日食や月食は珍しい天文現象として知られていますが、実は1年間に複数回発生します。通常は2〜4回程度ですが、条件が重なると暦年内に5回発生することもあります。なぜそのようなことが可能なのかを理解するには、月の公転軌道や「食の季節」と呼ばれる現象を知ることが重要です。本記事では、日食・月食の発生条件と、1年に5回起こり得る理由をわかりやすく解説します。
日食と月食が起こる条件
日食は月が太陽と地球の間に入り、太陽を隠す現象です。一方、月食は地球が太陽と月の間に入り、地球の影が月にかかる現象です。
しかし新月や満月のたびに食が起こるわけではありません。これは月の公転軌道が地球の公転面(黄道面)に対して約5度傾いているためです。
食が発生するためには、新月または満月が月軌道と黄道面の交点付近で起こる必要があります。
食の季節とは何か
月の軌道と黄道面の交点を昇交点・降交点と呼びます。
太陽がこれらの交点付近に位置する時期になると、新月や満月で食が起こりやすくなります。この期間を「食の季節」と呼びます。
食の季節は約173日ごとに訪れ、1回の食の季節はおよそ34〜37日程度続きます。
この期間内には新月と満月が含まれるため、日食と月食がセットで発生しやすくなります。
なぜ1年に5回も起こることがあるのか
1年には通常2回の食の季節がありますが、暦の配置によっては3回の食の季節が含まれることがあります。
例えば1月上旬に食の季節が始まり、その後約173日ごとに次の食の季節が訪れると、年末近くに3回目の食の季節が入り込むことがあります。

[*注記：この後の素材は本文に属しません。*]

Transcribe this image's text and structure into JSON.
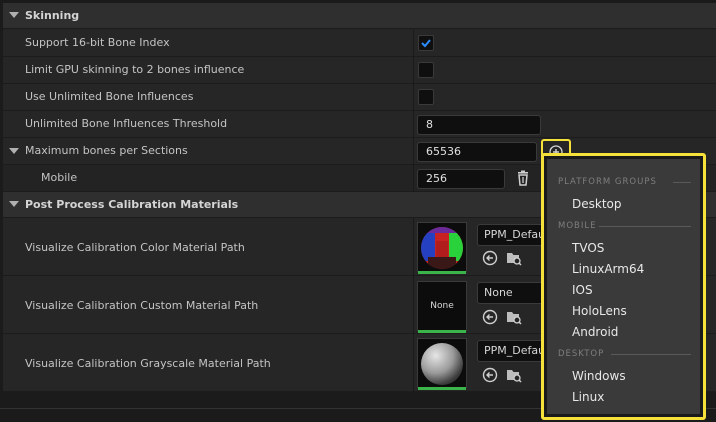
{
  "sections": {
    "skinning": "Skinning",
    "post_process": "Post Process Calibration Materials"
  },
  "skinning_rows": {
    "support_16bit": {
      "label": "Support 16-bit Bone Index",
      "checked": true
    },
    "limit_gpu": {
      "label": "Limit GPU skinning to 2 bones influence",
      "checked": false
    },
    "unlimited": {
      "label": "Use Unlimited Bone Influences",
      "checked": false
    },
    "threshold": {
      "label": "Unlimited Bone Influences Threshold",
      "value": "8"
    },
    "max_bones": {
      "label": "Maximum bones per Sections",
      "value": "65536"
    },
    "mobile": {
      "label": "Mobile",
      "value": "256"
    }
  },
  "materials": [
    {
      "label": "Visualize Calibration Color Material Path",
      "value": "PPM_Defau",
      "thumb": "color"
    },
    {
      "label": "Visualize Calibration Custom Material Path",
      "value": "None",
      "thumb_text": "None"
    },
    {
      "label": "Visualize Calibration Grayscale Material Path",
      "value": "PPM_Defau",
      "thumb": "grayscale"
    }
  ],
  "dropdown": {
    "platform_groups_header": "PLATFORM GROUPS",
    "platform_groups": [
      "Desktop"
    ],
    "mobile_header": "MOBILE",
    "mobile": [
      "TVOS",
      "LinuxArm64",
      "IOS",
      "HoloLens",
      "Android"
    ],
    "desktop_header": "DESKTOP",
    "desktop": [
      "Windows",
      "Linux"
    ]
  },
  "colors": {
    "highlight": "#f5e13a",
    "check": "#2a8cff",
    "thumb_bar": "#3bb54a"
  }
}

すると、1回目の食の季節で2回、2回目で2回、3回目で1回という形になり、合計5回の食が発生することがあります。
| 食の季節 | 発生する食の例 |
|---|---|
| 1回目 | 日食・月食 |
| 2回目 | 日食・月食 |
| 3回目 | 日食のみ、または月食のみ |
理論上はさらに多くなることもある
実は1年に発生する食の回数は最大で7回になることもあります。
これは食の季節のタイミングと新月・満月の配置が極めて特殊な条件で重なった場合に限られます。
ただし非常にまれなため、多くの年では4〜5回程度に収まります。
具体例で考える
例えばある年の1月初旬に日食が起こったとします。
その約2週間後には満月による月食が起こり、その約半年後にも再び日食と月食の組み合わせが発生します。
さらに年末に食の季節が始まると、新たな日食または月食が加わり、年間5回に達することがあります。
このように食の回数は、単純に新月や満月の回数ではなく、食の季節との位置関係によって決まっています。
まとめ
日食や月食が1年に5回起こる理由は、約173日ごとに訪れる食の季節が暦年内に3回含まれる場合があるためです。
月の軌道は黄道面に対して傾いているため、食は交点付近でしか発生しません。その結果、食の季節ごとに日食や月食が集中して起こります。
通常は年間2〜4回程度ですが、食の季節の配置によっては5回、さらに特殊な条件では7回まで発生することがあります。天体の軌道運動と暦の組み合わせによって生まれる興味深い現象の一つといえるでしょう。